Ama çiftçinin borcuna şahin kesilen Ziraat Bankası, yandaşın kredi borcuna serçe kadar ses edemiyor. Milletimiz Erdoğan şahsım hükümetine notunu vermiştir. Sesini duymayanlara, halini görmeyenlere, kendisiyle alay edenlere tasdiknamesini vermek için, önüne gelecek sandığı sabırsızlıkla beklemektedir. Cumhuriyetimizin ilk yüzyılında, Cumhuriyet Halk Partisi olarak yeni bir devlet kurduk. Yeni bir ekonomi ve sanayi inşa ettik. Çok partili demokrasiyi getirdik. Ülkemizi sosyal devlette tanıştırdık.
“Toprak işleyenin, su kullananın” dedik. Altı okumuzdaki milliyetçilik ilkemizi, Ege'nin serin sularına, Kıbrıs’ın Beşparmak Dağları'na yazdık. Cumhuriyetimizin ikinci yüzyılında ise Cumhuriyetimizi gerçek demokrasiyle taçlandıracağız. İnsanın insana kulluğuna son vereceğiz. Artık devlet millete değil, millet devlete ve devleti yönetenlere hesap soracak. Cumhuriyet Halk Partisi, ülkemizi en ağır krizlerden, kısa sürede çıkarmasını bilmiş kadrolarıyla göreve hazırdır. Biz ülkemizi “üç yeni” dediğimiz, yeni kurallar, yeni kurumlar, yeni kadrolar eliyle ve dört ayaklı bir stratejiyle ayağa kaldıracağız.

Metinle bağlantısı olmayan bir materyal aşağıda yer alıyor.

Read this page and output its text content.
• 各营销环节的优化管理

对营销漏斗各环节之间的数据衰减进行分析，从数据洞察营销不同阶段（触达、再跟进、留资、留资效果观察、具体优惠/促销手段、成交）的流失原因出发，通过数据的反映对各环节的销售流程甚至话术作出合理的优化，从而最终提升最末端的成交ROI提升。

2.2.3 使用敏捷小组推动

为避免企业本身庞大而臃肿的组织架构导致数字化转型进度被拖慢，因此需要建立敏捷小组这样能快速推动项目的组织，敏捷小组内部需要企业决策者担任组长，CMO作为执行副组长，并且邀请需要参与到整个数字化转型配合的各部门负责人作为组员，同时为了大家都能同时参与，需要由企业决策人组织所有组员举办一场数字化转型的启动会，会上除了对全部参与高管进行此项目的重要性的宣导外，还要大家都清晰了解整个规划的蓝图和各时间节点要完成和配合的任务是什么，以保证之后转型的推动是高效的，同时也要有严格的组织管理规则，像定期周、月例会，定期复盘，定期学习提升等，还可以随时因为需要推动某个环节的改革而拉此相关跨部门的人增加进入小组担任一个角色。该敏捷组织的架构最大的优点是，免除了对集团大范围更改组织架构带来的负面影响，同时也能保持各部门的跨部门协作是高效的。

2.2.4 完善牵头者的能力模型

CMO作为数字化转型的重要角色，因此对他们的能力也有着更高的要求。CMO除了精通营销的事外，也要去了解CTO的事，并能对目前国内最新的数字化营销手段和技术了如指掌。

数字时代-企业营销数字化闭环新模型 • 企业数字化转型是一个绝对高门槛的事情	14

Ankara’da Polatlılı bir soğan üreticisi çiftçimizin söylediği gibi “Millet artık kral değil kural istiyor” “kural” demek, ülkenin bir kişinin iki dudağından çıkanlara göre değil, öngörülebilir şekilde yönetilmesi demek. Biz bunu yapacağız. Devletler, kurumlarıyla var olur. Erdoğan şahsım hükümeti, tüm kurumlarımızı çökertti, yerle bir etti. Biz bin yıllık devlet tecrübemizi, çağın gerekleriyle harmanlayarak, “yeni kurumlarla” devletimizi yeniden ayağa kaldıracağız. Tüm bunları yapmak için, elbette “yeni kadrolara” ihtiyaç var. Bu metal yorgunu Hükümetin artık bu ülkenin insanlarına verecek bir şeyi kalmadı.

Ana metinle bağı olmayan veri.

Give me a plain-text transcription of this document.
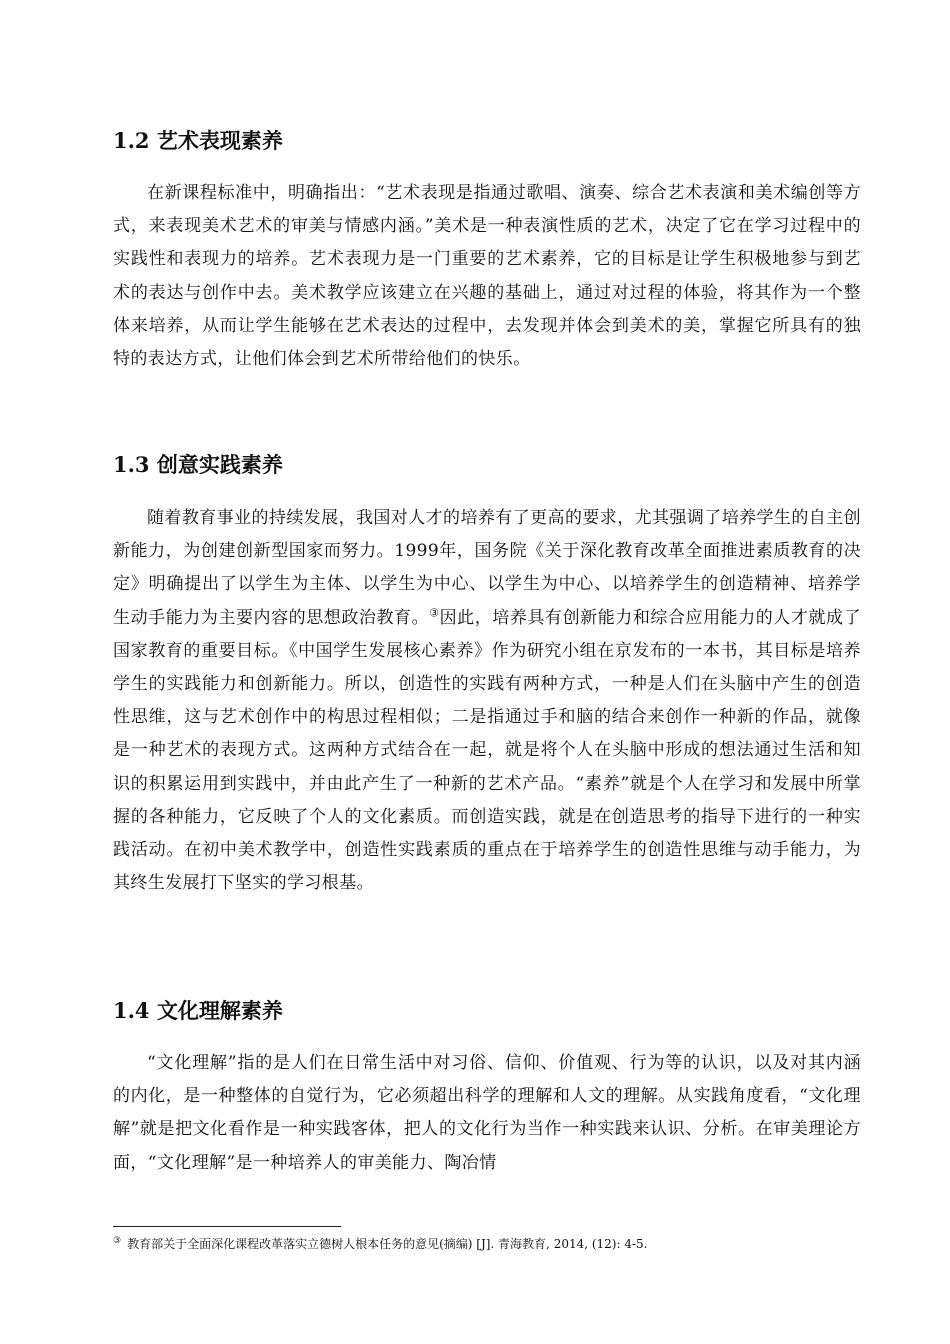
1.2 艺术表现素养

在新课程标准中，明确指出：“艺术表现是指通过歌唱、演奏、综合艺术表演和美术编创等方式，来表现美术艺术的审美与情感内涵。”美术是一种表演性质的艺术，决定了它在学习过程中的实践性和表现力的培养。艺术表现力是一门重要的艺术素养，它的目标是让学生积极地参与到艺术的表达与创作中去。美术教学应该建立在兴趣的基础上，通过对过程的体验，将其作为一个整体来培养，从而让学生能够在艺术表达的过程中，去发现并体会到美术的美，掌握它所具有的独特的表达方式，让他们体会到艺术所带给他们的快乐。

1.3 创意实践素养

随着教育事业的持续发展，我国对人才的培养有了更高的要求，尤其强调了培养学生的自主创新能力，为创建创新型国家而努力。1999年，国务院《关于深化教育改革全面推进素质教育的决定》明确提出了以学生为主体、以学生为中心、以学生为中心、以培养学生的创造精神、培养学生动手能力为主要内容的思想政治教育。③因此，培养具有创新能力和综合应用能力的人才就成了国家教育的重要目标。《中国学生发展核心素养》作为研究小组在京发布的一本书，其目标是培养学生的实践能力和创新能力。所以，创造性的实践有两种方式，一种是人们在头脑中产生的创造性思维，这与艺术创作中的构思过程相似；二是指通过手和脑的结合来创作一种新的作品，就像是一种艺术的表现方式。这两种方式结合在一起，就是将个人在头脑中形成的想法通过生活和知识的积累运用到实践中，并由此产生了一种新的艺术产品。“素养”就是个人在学习和发展中所掌握的各种能力，它反映了个人的文化素质。而创造实践，就是在创造思考的指导下进行的一种实践活动。在初中美术教学中，创造性实践素质的重点在于培养学生的创造性思维与动手能力，为其终生发展打下坚实的学习根基。

1.4 文化理解素养

“文化理解”指的是人们在日常生活中对习俗、信仰、价值观、行为等的认识，以及对其内涵的内化，是一种整体的自觉行为，它必须超出科学的理解和人文的理解。从实践角度看，“文化理解”就是把文化看作是一种实践客体，把人的文化行为当作一种实践来认识、分析。在审美理论方面，“文化理解”是一种培养人的审美能力、陶冶情

③ 教育部关于全面深化课程改革落实立德树人根本任务的意见(摘编) [J]. 青海教育, 2014, (12): 4-5.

Görevde kaldıkları her dakika, milletin sırtında daha da ağırlaşan bir yüke dönüştüler. O yüzden biz, “Cumhuriyetin ikinci yüzyılında, milletimize güven verecek, umut verecek, umut etme cesareti verecek kadrolara, Yani CHP kadrolarına ihtiyaç var” diyoruz. Dört ayaklı stratejimizin ilk ayağında; hukuk devletini, demokrasiyi ve kuvvetler ayrılığını yeniden ayağa kaldırmak, can ve mal güvenliğini sağlamak var. Biz yepyeni ve güçlendirilmiş bir parlamenter sistemle, dünyaya örnek bir demokrasiyle, Cumhuriyetimizi taçlandıracağız. Stratejimizin ikinci ayağında; küresel pazarlarda yarışma gücümüzü, üretimimizi ve gelirimizi artıracak politikalar uygulayacağız. İşsizliği azaltacak, katma değeri artıracak, Yepyeni bir büyüme anlayışını hayata geçireceğiz. Stratejimizin üçüncü ayağında; artan refah ve gelirin adil paylaşılması var.
Büyümeden ve refahtan tüm vatandaşlarımız yararlanacak. Bu ülkede hiçbir çocuk yatağa aç girmeyecek. Aile Destekleri Sigortasıyla fakir fukarayı, garip gurebayı kucaklayacağız. Stratejimizin dördüncü ayağında tüm bu yapıyı sürdürülebilir kılmak için çevresel, ekonomik ve mali sürdürülebilirliğe dikkat edeceğiz. Trakya’yı Anadolu’dan ayırma, emperyalistlerin emellerine peşkeş çekme, Marmara Denizi'ni bitirme projesi olan talan İstanbul’a, tek kuruş koklatmayacağız. Biz hazırız. Milletimiz hazır. Buradan Genel Başkanımızın sözleriyle bir kez daha sesleniyoruz. “Artık vakit tamam, seçim zamanıdır bu zaman, milletten korkma, sandıktan kaçma Erdoğan.”